The usefulness of run-time code transformation systems is apparent from the applications presented in the previous section. Yet, these dynamic code transformation systems are not prevalent in everyday systems. The lack of enthusiasm in realizing their potential is because these systems face numerous challenges.

Low overhead: All run-time systems experience overhead since their execution is interleaved with the execution of the application itself. To keep the overhead minimal run-time systems are required to collect dynamic information, as well as perform lowoverhead optimizations.

*Hot code detection:* To keep the overhead low enough, the optimizations performed, or the information collected, must be applied to those sections of application code that are vital for performance and carry out optimizations accordingly.

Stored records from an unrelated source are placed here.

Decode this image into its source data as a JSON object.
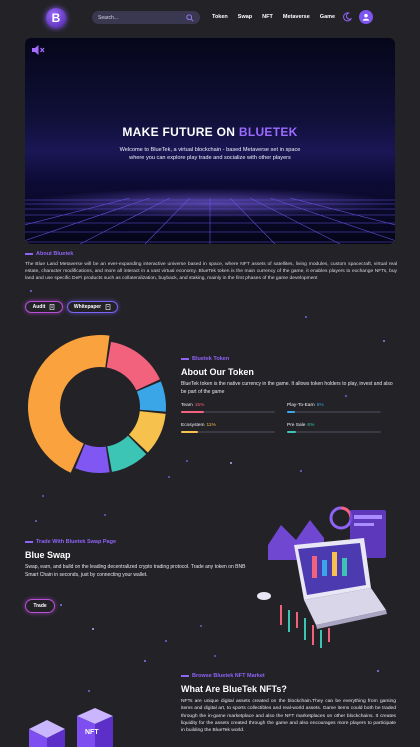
{
  "nav": {
    "logo_letter": "B",
    "search_placeholder": "Search...",
    "menu": [
      "Token",
      "Swap",
      "NFT",
      "Metaverse",
      "Game"
    ]
  },
  "hero": {
    "title_main": "MAKE FUTURE ON ",
    "title_accent": "BLUETEK",
    "description": "Welcome to BlueTek, a virtual blockchain - based Metaverse set in space where you can explore play trade and socialize with other players"
  },
  "about": {
    "label": "About Bluetek",
    "text": "The Blue Land Metaverse will be an ever-expanding interactive universe based in space, where NFT assets of satellites, living modules, custom spacecraft, virtual real estate, character modifications, and more all interact in a vast virtual economy. BlueTek token is the main currency of the game, it enables players to exchange NFTs, buy land and use specific DeFi products such as collateralization, buyback, and staking, mainly in the first phases of the game development",
    "buttons": [
      "Audit",
      "Whitepaper"
    ]
  },
  "token": {
    "label": "Bluetek Token",
    "title": "About Our Token",
    "text": "BlueTek token is the native currency in the game. It allows token holders to play, invest and also be part of the game",
    "allocations": [
      {
        "name": "Team",
        "pct": "15%",
        "value": 0.15,
        "color": "#f2627d"
      },
      {
        "name": "Play-To-Earn",
        "pct": "5%",
        "value": 0.05,
        "color": "#3aa6e8"
      },
      {
        "name": "Ecosystem",
        "pct": "11%",
        "value": 0.11,
        "color": "#f6c14c"
      },
      {
        "name": "Pre Sale",
        "pct": "6%",
        "value": 0.06,
        "color": "#3cc4b4"
      }
    ],
    "donut_segments": [
      {
        "color": "#f2627d",
        "value": 16
      },
      {
        "color": "#3aa6e8",
        "value": 8
      },
      {
        "color": "#f6c14c",
        "value": 11
      },
      {
        "color": "#3cc4b4",
        "value": 10
      },
      {
        "color": "#8057f2",
        "value": 9
      },
      {
        "color": "#f9a23e",
        "value": 46
      }
    ]
  },
  "swap": {
    "label": "Trade With Bluetek Swap Page",
    "title": "Blue Swap",
    "text": "Swap, earn, and build on the leading decentralized crypto trading protocol. Trade any token on BNB Smart Chain in seconds, just by connecting your wallet.",
    "button": "Trade"
  },
  "nft": {
    "label": "Browse Bluetek NFT Market",
    "title": "What Are BlueTek NFTs?",
    "text": "NFTs are unique digital assets created on the blockchain.They can be everything from gaming items and digital art, to sports collectibles and real-world assets. Game items could both be traded through the in-game marketplace and also the NFT marketplaces on other blockchains. It creates liquidity for the assets created through the game and also encourages more players to participate in building the BlueTek world.",
    "box_label": "NFT"
  }
}
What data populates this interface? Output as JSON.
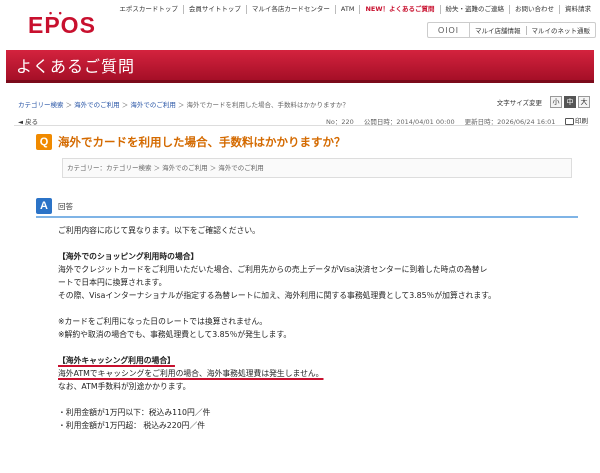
{
  "header": {
    "logo": "EPOS",
    "logo_accent": "#c8102e",
    "top_nav": [
      "エポスカードトップ",
      "会員サイトトップ",
      "マルイ各店カードセンター",
      "ATM",
      "NEW！よくあるご質問",
      "紛失・盗難のご連絡",
      "お問い合わせ",
      "資料請求"
    ],
    "sub_nav": {
      "logo": "OIOI",
      "items": [
        "マルイ店舗情報",
        "マルイのネット通販"
      ]
    }
  },
  "banner": {
    "title": "よくあるご質問"
  },
  "breadcrumb": {
    "items": [
      "カテゴリー検索",
      "海外でのご利用",
      "海外でのご利用",
      "海外でカードを利用した場合、手数料はかかりますか？"
    ],
    "sep": "＞"
  },
  "font_size": {
    "label": "文字サイズ変更",
    "options": [
      "小",
      "中",
      "大"
    ],
    "selected": "中"
  },
  "back": {
    "label": "戻る"
  },
  "meta": {
    "number": "No：220",
    "published": "公開日時：2014/04/01 00:00",
    "updated": "更新日時：2026/06/24 16:01"
  },
  "print": {
    "label": "印刷"
  },
  "question": {
    "badge": "Q",
    "title": "海外でカードを利用した場合、手数料はかかりますか？"
  },
  "category": {
    "text": "カテゴリー：カテゴリー検索 ＞ 海外でのご利用 ＞ 海外でのご利用"
  },
  "answer": {
    "badge": "A",
    "label": "回答",
    "intro": "ご利用内容に応じて異なります。以下をご確認ください。",
    "shopping_heading": "【海外でのショッピング利用時の場合】",
    "shopping_line1": "海外でクレジットカードをご利用いただいた場合、ご利用先からの売上データがVisa決済センターに到着した時点の為替レ",
    "shopping_line2": "ートで日本円に換算されます。",
    "shopping_line3": "その際、Visaインターナショナルが指定する為替レートに加え、海外利用に関する事務処理費として3.85％が加算されます。",
    "note1": "※カードをご利用になった日のレートでは換算されません。",
    "note2": "※解約や取消の場合でも、事務処理費として3.85％が発生します。",
    "cashing_heading": "【海外キャッシング利用の場合】",
    "cashing_line1": "海外ATMでキャッシングをご利用の場合、海外事務処理費は発生しません。",
    "cashing_line2": "なお、ATM手数料が別途かかります。",
    "fee1": "・利用金額が1万円以下：税込み110円／件",
    "fee2": "・利用金額が1万円超： 税込み220円／件"
  }
}
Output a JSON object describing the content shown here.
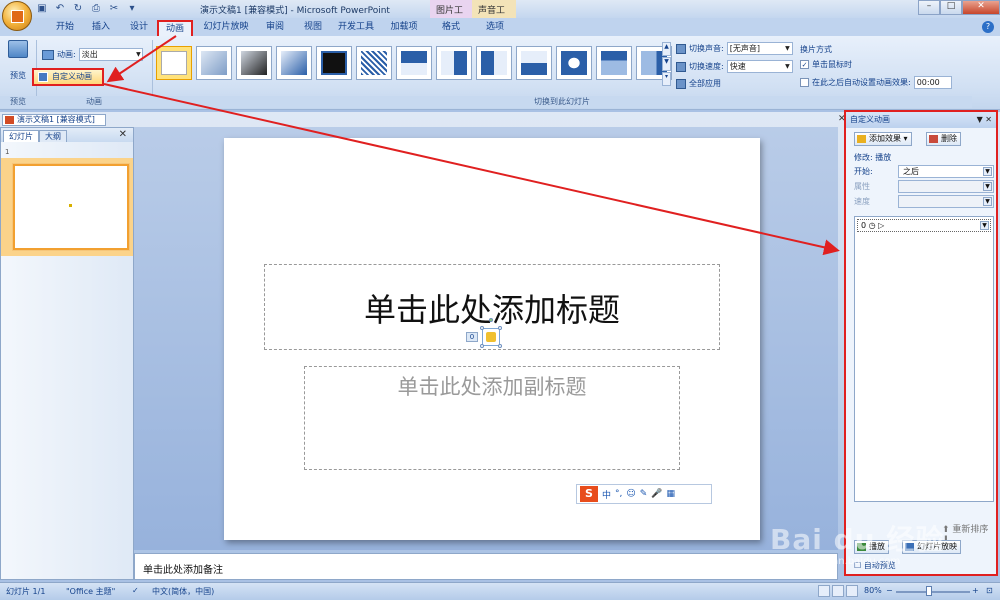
{
  "titlebar": {
    "title": "演示文稿1 [兼容模式] - Microsoft PowerPoint",
    "context_tabs": [
      "图片工具",
      "声音工具"
    ],
    "controls": [
      "–",
      "□",
      "✕"
    ]
  },
  "tabs": [
    {
      "label": "开始"
    },
    {
      "label": "插入"
    },
    {
      "label": "设计"
    },
    {
      "label": "动画",
      "active": true
    },
    {
      "label": "幻灯片放映"
    },
    {
      "label": "审阅"
    },
    {
      "label": "视图"
    },
    {
      "label": "开发工具"
    },
    {
      "label": "加载项"
    },
    {
      "label": "格式"
    },
    {
      "label": "选项"
    }
  ],
  "ribbon": {
    "preview": {
      "label": "预览",
      "group": "预览"
    },
    "animation": {
      "label": "动画:",
      "select_value": "淡出",
      "custom_button": "自定义动画",
      "group": "动画"
    },
    "transition": {
      "sound_label": "切换声音:",
      "sound_value": "[无声音]",
      "speed_label": "切换速度:",
      "speed_value": "快速",
      "apply_all": "全部应用",
      "group": "切换到此幻灯片"
    },
    "advance": {
      "title": "换片方式",
      "on_click": "单击鼠标时",
      "on_click_checked": true,
      "after_time": "在此之后自动设置动画效果:",
      "time_value": "00:00"
    }
  },
  "document_tab": "演示文稿1 [兼容模式]",
  "left_panel": {
    "tabs": [
      "幻灯片",
      "大纲"
    ],
    "close": "✕",
    "slide_number": "1"
  },
  "slide": {
    "title_placeholder": "单击此处添加标题",
    "subtitle_placeholder": "单击此处添加副标题",
    "sound_index": "0"
  },
  "ime_bar": {
    "logo": "S",
    "items": [
      "中",
      "°,",
      "☺",
      "✎",
      "🎤",
      "▦"
    ]
  },
  "notes": {
    "placeholder": "单击此处添加备注"
  },
  "task_pane": {
    "title": "自定义动画",
    "add_effect": "添加效果",
    "remove": "删除",
    "modify_label": "修改: 播放",
    "start_label": "开始:",
    "start_value": "之后",
    "property_label": "属性",
    "speed_label": "速度",
    "list_item": "0 ◷  ▷",
    "reorder_label": "重新排序",
    "play_button": "播放",
    "slideshow_button": "幻灯片放映",
    "autopreview": "自动预览"
  },
  "statusbar": {
    "slide_info": "幻灯片 1/1",
    "theme": "\"Office 主题\"",
    "language": "中文(简体，中国)",
    "zoom": "80%"
  },
  "watermark": {
    "text": "Bai du 经验",
    "sub": "jingyan.baidu.com"
  },
  "colors": {
    "highlight": "#e02020",
    "ribbon": "#d1e0f3",
    "accent": "#15428b"
  }
}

*Efficient optimizations:* Upon having identified the hot code, these systems need to carry out optimizations and apply them to the execution run. This step involves two critical aspects: (1) time to optimize and (2) the strength of the optimizations. Both of them are closely tied together; with an increased amount of time, more efficient code can be generated. However, increased time for analysis and optimization can hurt performance if a significant amount of time is not spent executing the optimized code sequences to make up for the time lost generating the sequences. This balance is hard to approximate without information such as the average lifetime of the program.

The work in this thesis aims at addressing the current barriers to state of the art JIT-based dynamic code transformation systems by specifically targeting their *low overhead* issue. The following section explains the framework utilized to study the issue.

# 2.3 Framework used to delineate and address the fundamental barrier

All the work presented in this thesis has been done using Pin [31]. Pin is a JITbased instrumentation engine that supports binary introspection on the IA32, EM64T, IPF and XScale platforms via the use of Pin Tools that export a rich user interface. Without applying instrumentation, the system can be viewed as a native-to-native binary translator. Pin performs various optimizations such as code caching, trace linking, inlining, register allocation and liveness analysis on the generated code to minimize the overhead incurred at run-time.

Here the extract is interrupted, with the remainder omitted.